# Four man limit at Foot Dam!!!!



## Slodrift (Oct 28, 2006)

Made ya look, April Fools!!!!!:lol:


----------



## MuskyDan (Dec 27, 2001)

That was a good one!:lol:


----------



## autumnlovr (Jul 21, 2003)

Oh MAAAANNNN. And here I thought Hell froze over!


----------



## Firemedic (Apr 5, 2005)

Jerk...........


----------



## sport72186 (Dec 20, 2007)

haha


----------



## snowman11 (Nov 21, 2006)

Way to go, people everywhere read that title and jumped in the car without even thinking about it! 

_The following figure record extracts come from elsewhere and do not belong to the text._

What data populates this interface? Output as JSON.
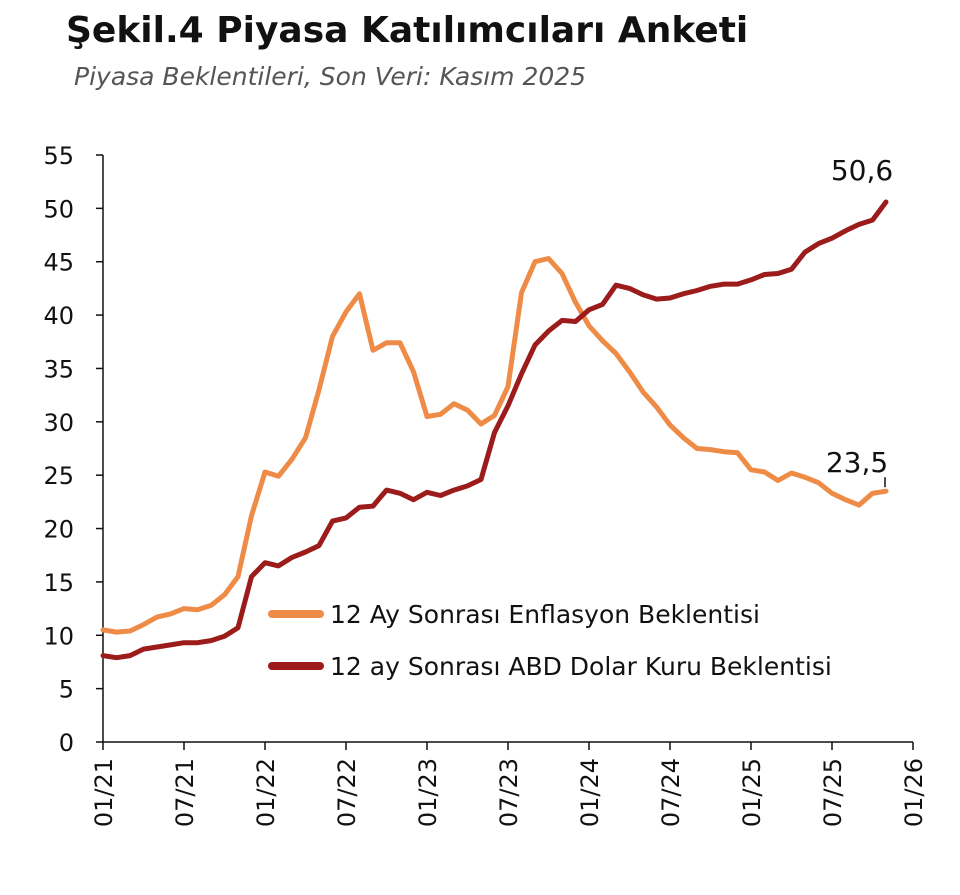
{
  "header": {
    "title": "Şekil.4 Piyasa Katılımcıları Anketi",
    "subtitle": "Piyasa Beklentileri, Son Veri: Kasım 2025"
  },
  "chart_data": {
    "type": "line",
    "title": "Şekil.4 Piyasa Katılımcıları Anketi",
    "subtitle": "Piyasa Beklentileri, Son Veri: Kasım 2025",
    "xlabel": "",
    "ylabel": "",
    "ylim": [
      0,
      55
    ],
    "yticks": [
      0,
      5,
      10,
      15,
      20,
      25,
      30,
      35,
      40,
      45,
      50,
      55
    ],
    "xticks": [
      "01/21",
      "07/21",
      "01/22",
      "07/22",
      "01/23",
      "07/23",
      "01/24",
      "07/24",
      "01/25",
      "07/25",
      "01/26"
    ],
    "x": [
      "01/21",
      "02/21",
      "03/21",
      "04/21",
      "05/21",
      "06/21",
      "07/21",
      "08/21",
      "09/21",
      "10/21",
      "11/21",
      "12/21",
      "01/22",
      "02/22",
      "03/22",
      "04/22",
      "05/22",
      "06/22",
      "07/22",
      "08/22",
      "09/22",
      "10/22",
      "11/22",
      "12/22",
      "01/23",
      "02/23",
      "03/23",
      "04/23",
      "05/23",
      "06/23",
      "07/23",
      "08/23",
      "09/23",
      "10/23",
      "11/23",
      "12/23",
      "01/24",
      "02/24",
      "03/24",
      "04/24",
      "05/24",
      "06/24",
      "07/24",
      "08/24",
      "09/24",
      "10/24",
      "11/24",
      "12/24",
      "01/25",
      "02/25",
      "03/25",
      "04/25",
      "05/25",
      "06/25",
      "07/25",
      "08/25",
      "09/25",
      "10/25",
      "11/25"
    ],
    "grid": false,
    "legend_position": "center-right",
    "series": [
      {
        "name": "12 Ay Sonrası Enflasyon Beklentisi",
        "color": "#ee8c47",
        "values": [
          10.5,
          10.3,
          10.4,
          11.0,
          11.7,
          12.0,
          12.5,
          12.4,
          12.8,
          13.8,
          15.5,
          21.2,
          25.3,
          24.9,
          26.5,
          28.5,
          33.0,
          38.0,
          40.3,
          42.0,
          36.7,
          37.4,
          37.4,
          34.7,
          30.5,
          30.7,
          31.7,
          31.1,
          29.8,
          30.6,
          33.3,
          42.1,
          45.0,
          45.3,
          43.9,
          41.2,
          39.0,
          37.6,
          36.4,
          34.7,
          32.8,
          31.4,
          29.7,
          28.5,
          27.5,
          27.4,
          27.2,
          27.1,
          25.5,
          25.3,
          24.5,
          25.2,
          24.8,
          24.3,
          23.3,
          22.7,
          22.2,
          23.3,
          23.5
        ]
      },
      {
        "name": "12 ay Sonrası ABD Dolar Kuru Beklentisi",
        "color": "#9b1c1a",
        "values": [
          8.1,
          7.9,
          8.1,
          8.7,
          8.9,
          9.1,
          9.3,
          9.3,
          9.5,
          9.9,
          10.7,
          15.5,
          16.8,
          16.5,
          17.3,
          17.8,
          18.4,
          20.7,
          21.0,
          22.0,
          22.1,
          23.6,
          23.3,
          22.7,
          23.4,
          23.1,
          23.6,
          24.0,
          24.6,
          29.0,
          31.5,
          34.5,
          37.2,
          38.5,
          39.5,
          39.4,
          40.5,
          41.0,
          42.8,
          42.5,
          41.9,
          41.5,
          41.6,
          42.0,
          42.3,
          42.7,
          42.9,
          42.9,
          43.3,
          43.8,
          43.9,
          44.3,
          45.9,
          46.7,
          47.2,
          47.9,
          48.5,
          48.9,
          50.6
        ]
      }
    ],
    "annotations": [
      {
        "series": 1,
        "index": 58,
        "text": "50,6"
      },
      {
        "series": 0,
        "index": 58,
        "text": "23,5"
      }
    ]
  }
}
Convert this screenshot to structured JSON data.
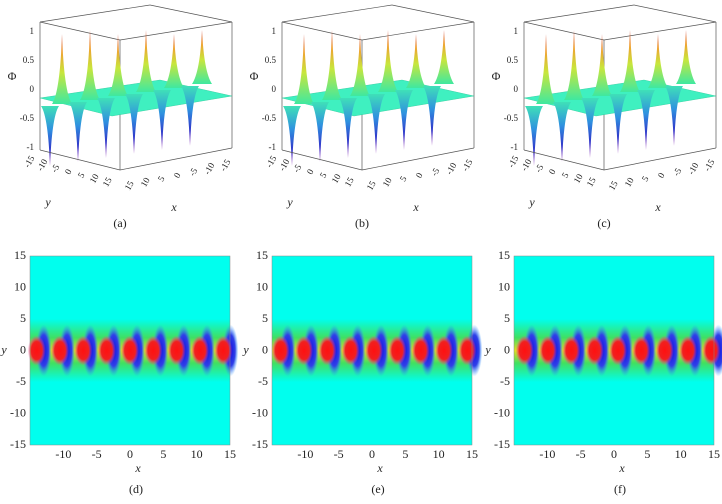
{
  "surfaces": [
    {
      "caption": "(a)",
      "z_label": "Φ",
      "x_label": "x",
      "y_label": "y",
      "z_ticks": [
        "1",
        "0.5",
        "0",
        "-0.5",
        "-1"
      ],
      "y_ticks": [
        "-15",
        "-10",
        "-5",
        "0",
        "5",
        "10",
        "15"
      ],
      "x_ticks": [
        "15",
        "10",
        "5",
        "0",
        "-5",
        "-10",
        "-15"
      ]
    },
    {
      "caption": "(b)",
      "z_label": "Φ",
      "x_label": "x",
      "y_label": "y",
      "z_ticks": [
        "1",
        "0.5",
        "0",
        "-0.5",
        "-1"
      ],
      "y_ticks": [
        "-15",
        "-10",
        "-5",
        "0",
        "5",
        "10",
        "15"
      ],
      "x_ticks": [
        "15",
        "10",
        "5",
        "0",
        "-5",
        "-10",
        "-15"
      ]
    },
    {
      "caption": "(c)",
      "z_label": "Φ",
      "x_label": "x",
      "y_label": "y",
      "z_ticks": [
        "1",
        "0.5",
        "0",
        "-0.5",
        "-1"
      ],
      "y_ticks": [
        "-15",
        "-10",
        "-5",
        "0",
        "5",
        "10",
        "15"
      ],
      "x_ticks": [
        "15",
        "10",
        "5",
        "0",
        "-5",
        "-10",
        "-15"
      ]
    }
  ],
  "densities": [
    {
      "caption": "(d)",
      "x_label": "x",
      "y_label": "y",
      "y_ticks": [
        "15",
        "10",
        "5",
        "0",
        "-5",
        "-10",
        "-15"
      ],
      "x_ticks": [
        "-10",
        "-5",
        "0",
        "5",
        "10",
        "15"
      ]
    },
    {
      "caption": "(e)",
      "x_label": "x",
      "y_label": "y",
      "y_ticks": [
        "15",
        "10",
        "5",
        "0",
        "-5",
        "-10",
        "-15"
      ],
      "x_ticks": [
        "-10",
        "-5",
        "0",
        "5",
        "10",
        "15"
      ]
    },
    {
      "caption": "(f)",
      "x_label": "x",
      "y_label": "y",
      "y_ticks": [
        "15",
        "10",
        "5",
        "0",
        "-5",
        "-10",
        "-15"
      ],
      "x_ticks": [
        "-10",
        "-5",
        "0",
        "5",
        "10",
        "15"
      ]
    }
  ]
}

I don't even think I'm going to get to fish this year  Got too many bills to pay to drop $100 on gas and crap to get up there, plus taking days off from school. 

Always next year.


----------



## Fishndude (Feb 22, 2003)

I saw this one coming. :lol:


----------



## Slodrift (Oct 28, 2006)

Sorry guys and gals but I could'nt resist. ne_eye:


----------



## ausable_steelhead (Sep 30, 2002)

HA Shawn!, too bad I'm on the river EVERY week and know how the Big A is fishing, so nope, you never had me on this one:evilsmile! Hey what do ya think about this warm rain and the river at 2100.....


----------



## Slodrift (Oct 28, 2006)

Can you say fish on!!! :xzicon_sm


----------



## TroutSeeker71 (Mar 24, 2008)

And I thought I was on my game all day today!


----------



## fisheyejack (Mar 6, 2007)

got me too


----------